Formalmente, Nakayama opta por uma estrutura narrativa profundamente fragmentada, compondo a obra como um mosaico de vinhetas que se interligam tenuemente, mas que jamais se entregam de forma linear. Cada segmento é identificado por uma frequência específica de rádio — uma metáfora poderosa que articula não apenas o título, mas também o conceito central da série: a ideia de que traumas e horrores reverberam no tempo e no espaço, como ondas invisíveis que captamos de maneira inconsciente. Esse artifício cria uma leitura labiríntica, que exige do leitor atenção redobrada e, ao mesmo tempo, o impulsiona adiante, pois, como um bom thriller, cada cena é construída com ganchos irresistíveis que tornam praticamente impossível interromper a leitura.
E aqui reside uma das maiores forças da obra: a sua habilidade de criar tensão não a partir de grandes reviravoltas, mas através de pequenas perturbações, detalhes aparentemente banais que, aos poucos, vão compondo um quadro de desconforto insuportável. Nakayama sabe, como poucos, que o horror mais eficaz é aquele que insinua, que se aloja silenciosamente nas frestas da percepção até se tornar impossível de ignorar. Assim, PTSD Radio não apenas assusta, mas deixa marcas — uma experiência que não se encerra ao fechar o volume, mas que permanece reverberando na mente e nos sentidos.
É impressionante notar como a arte de Nakayama potencializa essa proposta: seus traços são marcadamente realistas, com uma precisão quase fotográfica, mas que não se exime de distorções brutais quando o horror emerge em sua plenitude. Os enquadramentos são meticulosamente calculados para maximizar a sensação de claustrofobia e estranhamento, enquanto o uso do preto e branco — com uma profusão de sombras opressoras — contribui para a atmosfera densa e sufocante que permeia toda a obra. Não há concessões ao alívio: cada página é um convite ao abismo.
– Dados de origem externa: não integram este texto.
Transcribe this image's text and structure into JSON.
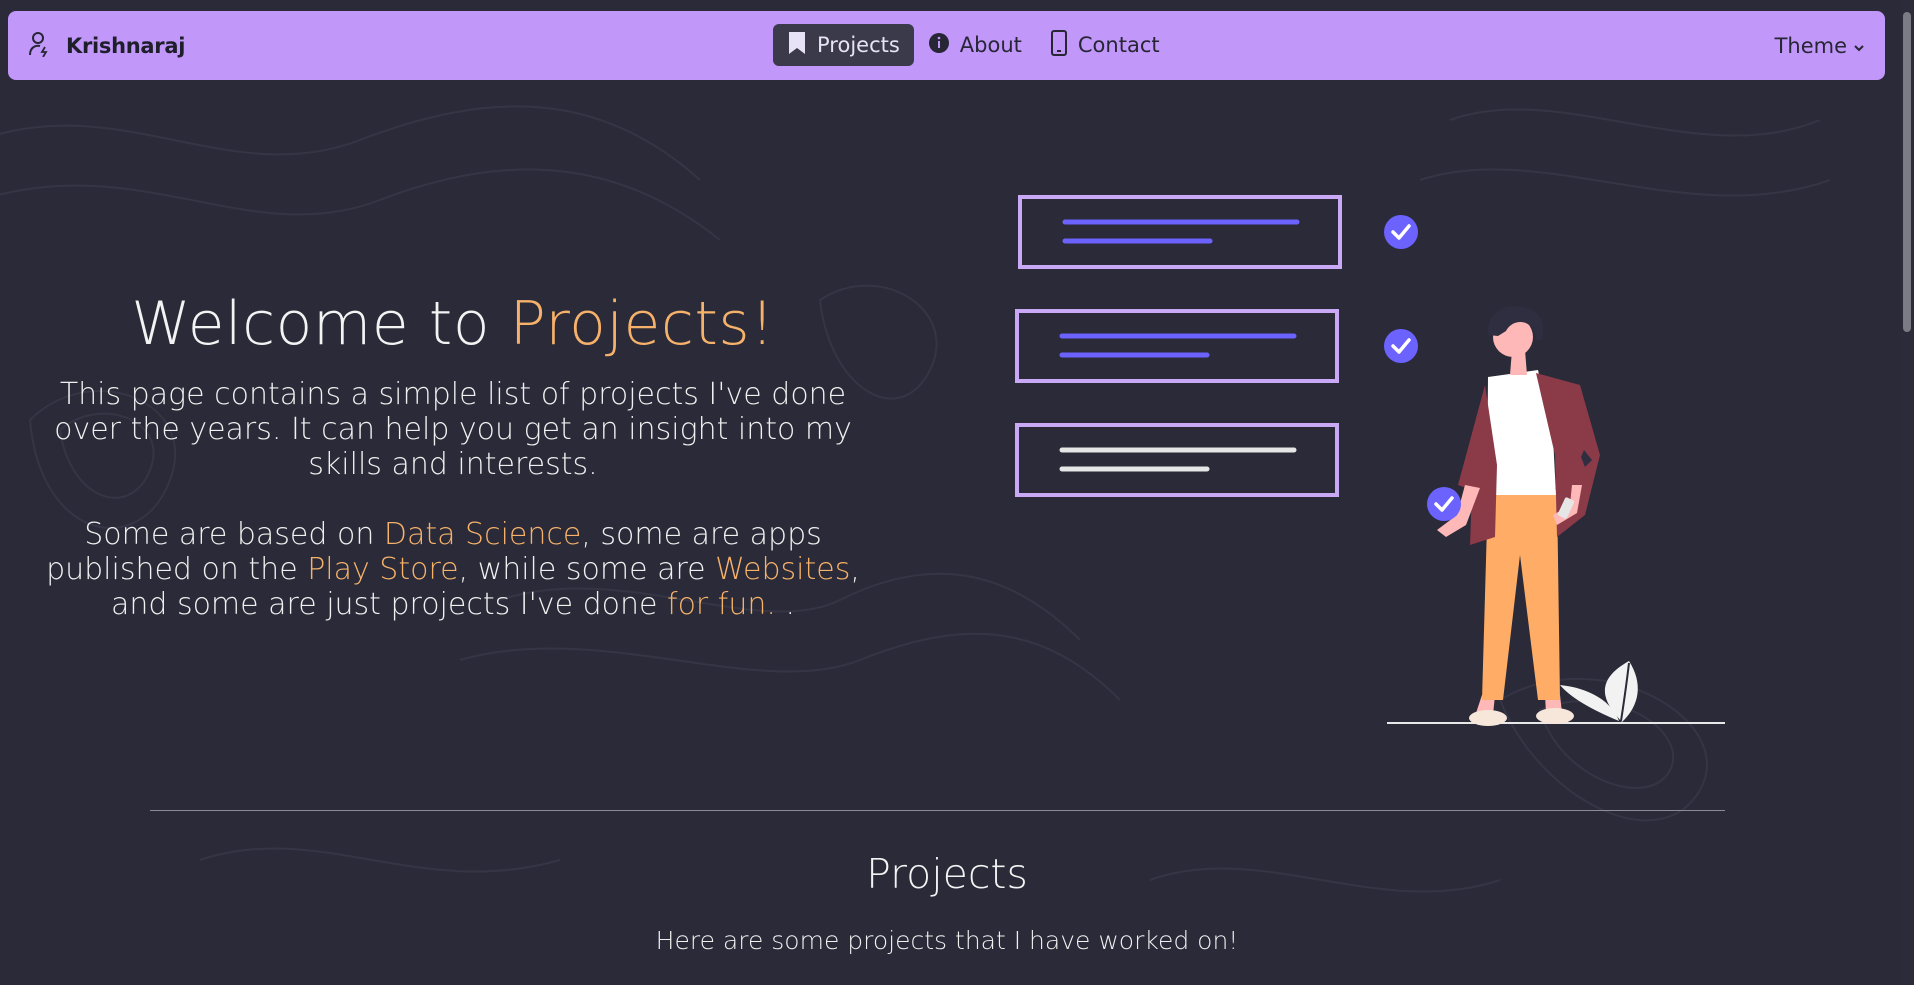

O primeiro volume se encerra deixando o leitor não apenas impactado, mas ansioso pela continuidade. Como já anunciado, mais dois volumes compõem a série, sendo que o segundo já se encontra em pré-venda pela Pipoca & Nanquim — um presente para os aficionados por mangás de terror e uma prova de que o Brasil, cada vez mais, se insere com protagonismo no circuito mundial de publicações de horror gráfico.
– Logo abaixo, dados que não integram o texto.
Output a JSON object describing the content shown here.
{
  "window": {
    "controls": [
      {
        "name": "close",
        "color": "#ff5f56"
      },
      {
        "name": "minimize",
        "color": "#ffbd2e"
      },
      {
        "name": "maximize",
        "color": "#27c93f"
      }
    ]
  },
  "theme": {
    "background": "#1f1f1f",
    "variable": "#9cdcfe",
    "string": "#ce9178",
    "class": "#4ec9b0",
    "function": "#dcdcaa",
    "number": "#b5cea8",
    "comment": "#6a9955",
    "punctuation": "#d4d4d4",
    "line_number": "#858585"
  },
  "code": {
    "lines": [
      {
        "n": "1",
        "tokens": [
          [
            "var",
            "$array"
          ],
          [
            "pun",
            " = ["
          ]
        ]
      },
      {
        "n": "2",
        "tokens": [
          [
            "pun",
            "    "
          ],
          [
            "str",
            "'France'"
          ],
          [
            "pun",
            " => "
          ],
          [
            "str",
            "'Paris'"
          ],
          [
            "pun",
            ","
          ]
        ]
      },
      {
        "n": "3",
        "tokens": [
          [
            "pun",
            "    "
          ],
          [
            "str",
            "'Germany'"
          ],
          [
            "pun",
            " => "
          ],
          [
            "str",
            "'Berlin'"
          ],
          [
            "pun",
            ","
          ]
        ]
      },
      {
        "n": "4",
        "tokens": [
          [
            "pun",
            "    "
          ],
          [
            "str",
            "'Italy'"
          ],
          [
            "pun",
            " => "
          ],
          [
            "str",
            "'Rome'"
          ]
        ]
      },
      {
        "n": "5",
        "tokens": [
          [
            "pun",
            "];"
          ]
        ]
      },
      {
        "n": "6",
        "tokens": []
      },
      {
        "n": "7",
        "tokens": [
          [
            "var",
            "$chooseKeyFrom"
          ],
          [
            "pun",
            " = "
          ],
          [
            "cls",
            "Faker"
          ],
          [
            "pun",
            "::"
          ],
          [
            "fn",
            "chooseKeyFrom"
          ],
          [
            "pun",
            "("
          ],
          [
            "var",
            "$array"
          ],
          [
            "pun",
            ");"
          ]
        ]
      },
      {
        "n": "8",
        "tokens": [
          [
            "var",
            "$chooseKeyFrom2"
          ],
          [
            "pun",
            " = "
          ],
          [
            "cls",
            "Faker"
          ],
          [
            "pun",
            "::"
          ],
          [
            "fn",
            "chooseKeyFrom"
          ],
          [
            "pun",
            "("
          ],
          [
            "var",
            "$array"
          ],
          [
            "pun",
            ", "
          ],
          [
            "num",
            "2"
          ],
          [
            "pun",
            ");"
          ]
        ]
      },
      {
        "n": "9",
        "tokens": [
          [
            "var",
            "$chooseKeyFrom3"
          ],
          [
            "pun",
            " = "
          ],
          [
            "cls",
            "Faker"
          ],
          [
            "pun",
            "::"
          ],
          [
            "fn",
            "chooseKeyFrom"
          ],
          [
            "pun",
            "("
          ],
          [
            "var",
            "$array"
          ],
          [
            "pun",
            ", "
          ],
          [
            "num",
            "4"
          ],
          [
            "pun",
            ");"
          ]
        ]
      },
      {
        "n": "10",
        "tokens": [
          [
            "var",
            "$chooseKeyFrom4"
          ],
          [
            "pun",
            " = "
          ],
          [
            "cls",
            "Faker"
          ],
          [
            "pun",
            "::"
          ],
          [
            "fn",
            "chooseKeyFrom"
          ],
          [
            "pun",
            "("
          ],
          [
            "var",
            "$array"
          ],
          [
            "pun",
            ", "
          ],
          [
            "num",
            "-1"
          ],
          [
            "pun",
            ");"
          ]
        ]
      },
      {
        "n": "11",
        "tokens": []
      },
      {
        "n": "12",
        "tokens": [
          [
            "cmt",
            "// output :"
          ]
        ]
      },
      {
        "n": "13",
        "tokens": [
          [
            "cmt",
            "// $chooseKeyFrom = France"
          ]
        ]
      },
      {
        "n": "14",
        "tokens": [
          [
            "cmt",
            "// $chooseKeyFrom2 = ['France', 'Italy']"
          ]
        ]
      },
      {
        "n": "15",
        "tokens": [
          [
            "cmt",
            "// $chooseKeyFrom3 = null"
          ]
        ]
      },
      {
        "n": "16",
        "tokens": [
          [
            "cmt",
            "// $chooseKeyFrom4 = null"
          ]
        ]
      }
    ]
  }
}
Não posso deixar de sublinhar o simbolismo que permeia este lançamento: trata-se de uma obra que não apenas consolida Masaaki Nakayama como um dos grandes nomes do terror contemporâneo, mas que também reforça o papel das editoras brasileiras na curadoria e promoção de quadrinhos que, de outra forma, permaneceriam restritos a nichos muito específicos. É um momento importante para o mercado editorial e, sobretudo, para os leitores que buscam experiências intensas, desconcertantes e profundamente transformadoras.
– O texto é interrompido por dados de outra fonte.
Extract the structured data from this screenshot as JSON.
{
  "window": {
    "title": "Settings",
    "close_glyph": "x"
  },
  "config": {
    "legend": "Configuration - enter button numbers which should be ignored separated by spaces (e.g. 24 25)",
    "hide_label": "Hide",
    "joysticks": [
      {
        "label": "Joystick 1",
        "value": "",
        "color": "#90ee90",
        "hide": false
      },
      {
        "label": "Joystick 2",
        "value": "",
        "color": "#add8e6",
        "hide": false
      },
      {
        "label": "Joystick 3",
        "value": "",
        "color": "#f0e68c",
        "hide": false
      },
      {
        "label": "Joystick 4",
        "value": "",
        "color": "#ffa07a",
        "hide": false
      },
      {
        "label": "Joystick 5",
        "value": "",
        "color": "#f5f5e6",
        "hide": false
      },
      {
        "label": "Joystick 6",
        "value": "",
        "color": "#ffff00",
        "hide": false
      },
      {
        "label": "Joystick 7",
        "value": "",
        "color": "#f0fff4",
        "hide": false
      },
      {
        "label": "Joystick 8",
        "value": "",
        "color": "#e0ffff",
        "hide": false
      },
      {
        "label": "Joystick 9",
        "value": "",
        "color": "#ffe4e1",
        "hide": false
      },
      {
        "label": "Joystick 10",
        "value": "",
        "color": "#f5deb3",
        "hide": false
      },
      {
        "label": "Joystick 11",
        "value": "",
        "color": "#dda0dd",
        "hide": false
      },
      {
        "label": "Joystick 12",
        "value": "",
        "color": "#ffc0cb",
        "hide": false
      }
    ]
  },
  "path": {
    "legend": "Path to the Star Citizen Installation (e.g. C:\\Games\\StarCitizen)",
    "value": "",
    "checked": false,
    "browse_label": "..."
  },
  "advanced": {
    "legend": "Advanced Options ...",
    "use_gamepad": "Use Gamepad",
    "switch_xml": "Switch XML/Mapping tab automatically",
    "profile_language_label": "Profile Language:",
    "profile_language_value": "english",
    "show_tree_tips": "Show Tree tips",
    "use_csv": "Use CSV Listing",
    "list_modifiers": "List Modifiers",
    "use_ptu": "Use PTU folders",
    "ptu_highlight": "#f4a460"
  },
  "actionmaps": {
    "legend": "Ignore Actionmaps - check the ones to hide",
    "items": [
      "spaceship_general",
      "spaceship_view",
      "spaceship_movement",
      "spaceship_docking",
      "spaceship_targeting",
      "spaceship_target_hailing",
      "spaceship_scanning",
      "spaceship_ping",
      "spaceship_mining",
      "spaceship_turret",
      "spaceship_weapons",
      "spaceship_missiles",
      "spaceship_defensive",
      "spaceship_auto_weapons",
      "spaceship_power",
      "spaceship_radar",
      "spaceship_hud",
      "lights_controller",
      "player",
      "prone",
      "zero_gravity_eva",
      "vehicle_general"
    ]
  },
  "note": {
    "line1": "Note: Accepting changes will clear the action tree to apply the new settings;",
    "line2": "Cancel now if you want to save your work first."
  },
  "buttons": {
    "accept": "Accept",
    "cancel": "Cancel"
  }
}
PTSD Radio: Frequências do Terror Vol. 1 é um mangá que desafia os limites entre ficção e realidade, entre o medo e o fascínio, entre a sanidade e o abismo. Uma leitura indispensável para quem deseja explorar não apenas o gênero, mas os meandros mais sombrios da experiência humana. E, talvez, um aviso silencioso: cuidado com as frequências que você sintoniza. Algumas delas podem nunca mais te deixar em paz.